The core question of the presentation was how AI applications can change business models. It is important to distinguish whether the core of the business model consists of an AI-based product or AI applications are used in various functions of the company (e.g. marketing, sales or production). The former in particular "suffer" from over-expectations on the part of customers that are difficult to fulfill. One reason for such over-expectations is the widespread perspective of viewing AI as a transformer. Even though AI has the potential to change areas of life permanently, it is ultimately a technology stack with a broad field of application to make our lives easier, healthier or more efficient.

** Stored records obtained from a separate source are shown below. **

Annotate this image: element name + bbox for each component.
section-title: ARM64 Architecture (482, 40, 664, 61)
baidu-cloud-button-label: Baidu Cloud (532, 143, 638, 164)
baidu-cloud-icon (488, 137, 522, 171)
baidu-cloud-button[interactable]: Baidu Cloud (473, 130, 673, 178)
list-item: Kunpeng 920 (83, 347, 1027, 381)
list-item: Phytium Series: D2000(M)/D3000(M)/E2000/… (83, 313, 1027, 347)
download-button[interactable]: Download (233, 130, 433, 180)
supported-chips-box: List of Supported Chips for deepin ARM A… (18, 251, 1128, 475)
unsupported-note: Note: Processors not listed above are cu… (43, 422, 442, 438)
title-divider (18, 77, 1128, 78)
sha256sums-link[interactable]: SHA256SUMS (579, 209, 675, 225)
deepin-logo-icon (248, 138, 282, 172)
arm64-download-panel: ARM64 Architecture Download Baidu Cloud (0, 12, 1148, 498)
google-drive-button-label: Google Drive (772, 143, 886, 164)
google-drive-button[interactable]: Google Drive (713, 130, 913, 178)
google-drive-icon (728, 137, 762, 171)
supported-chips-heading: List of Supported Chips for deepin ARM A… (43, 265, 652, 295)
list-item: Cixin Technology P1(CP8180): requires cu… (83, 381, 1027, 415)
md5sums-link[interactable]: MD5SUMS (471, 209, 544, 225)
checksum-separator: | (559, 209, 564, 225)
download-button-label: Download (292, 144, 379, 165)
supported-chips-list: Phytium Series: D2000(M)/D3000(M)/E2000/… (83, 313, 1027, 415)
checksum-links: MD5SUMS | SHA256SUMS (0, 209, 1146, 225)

AI goes hand in hand with a shift from algorithmic thinking to data-centric thinking. The companies that are particularly early to adapt their mindset accordingly and build the capabilities today to collect, store and process large amounts of data and are open to innovation will ultimately win the race.
The differences between the U.S. and Germany or the EU were also discussed. The USA as an economic area is large enough to develop its own technology markets. In Germany, this is not possible due to its size. Therefore, AI applications are developed in the context of existing industries in this country. One way out could be the European market, although difficulties also arise here due to language differences and trade barriers. Ultimately, unlike the U.S., the EU is an amalgamation of 27 individual markets. But Europe does have one advantage. Stricter data protection rules are currently being introduced in the U.S., so many companies in the U.S. must now adapt to stricter rules. European companies have already overcome this hurdle.